Juneteenth is more than a moment in history. It’s a living promise—a declaration that freedom must be felt not just in body, but in opportunity. On June 19,1865, freedom from slavery finally reached Galveston, Texas. As someone born just blocks from where the news was delivered, I carry that legacy personally. But the story doesn’t end there.

I grew up on stories my grandfather told—of uncles who worked the land as sharecroppers under southern skies heavy with heat and history. He spoke of hands calloused from cotton, of backs that never bowed, of laughter that survived even when freedom felt far off. There were threats. There was violence.

The Klan tried to break what they couldn’t understand. But my family endured. Not just endured—rose.
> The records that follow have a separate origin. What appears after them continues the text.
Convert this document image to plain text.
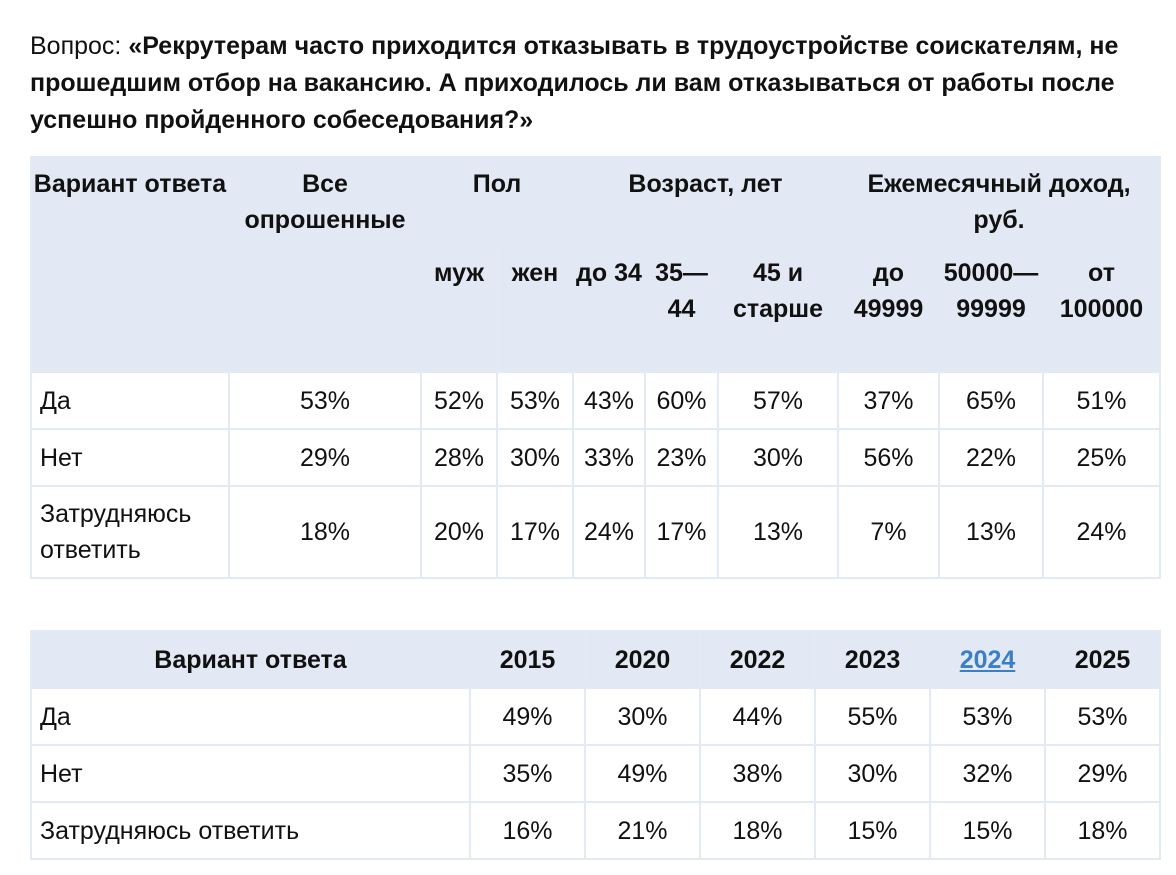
Вопрос: «Рекрутерам часто приходится отказывать в трудоустройстве соискателям, не прошедшим отбор на вакансию. А приходилось ли вам отказываться от работы после успешно пройденного собеседования?»

Вариант ответа	Все опрошенные	Пол		Возраст, лет			Ежемесячный доход, руб.		
		муж	жен	до 34	35—44	45 и старше	до 49999	50000—99999	от 100000
Да	53%	52%	53%	43%	60%	57%	37%	65%	51%
Нет	29%	28%	30%	33%	23%	30%	56%	22%	25%
Затрудняюсь ответить	18%	20%	17%	24%	17%	13%	7%	13%	24%
Вариант ответа	2015	2020	2022	2023	2024	2025
Да	49%	30%	44%	55%	53%	53%
Нет	35%	49%	38%	30%	32%	29%
Затрудняюсь ответить	16%	21%	18%	15%	15%	18%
That legacy runs through me like a river, steady and unshakable. It’s why I believe freedom isn’t just the absence of chains—it’s the presence of dignity. The kind you can feel in your bones when you’ve worked hard, stood tall, and claimed what was always yours. 

At Jobs to Move America, we believe public dollars should fund public goods. That means ensuring government contracts—like those for building electric buses or modernizing infrastructure—create good jobs for all, including Black and brown communities that have long been denied real access to opportunity.We saw this come to life in Anniston, Alabama—a city with its own painful legacy of racial violence  and industrial injustice. We partnered with a community coalition and major employer to secure a community benefits agreement which is opening doors for quality, stable jobs, and keeping money circulating in the local community.

That’s what economic liberation looks like—when the systems that once locked us out begin to open up and we have a seat at the table.Juneteenth reminds us that delayed justice is still injustice. That’s why we fight to use public investment as a tool to build something better, not to erase the past, but to confront it with action and intention.This Juneteenth, we don’t just remember the call to freedom—we respond to it. With policy. With organizing. With action!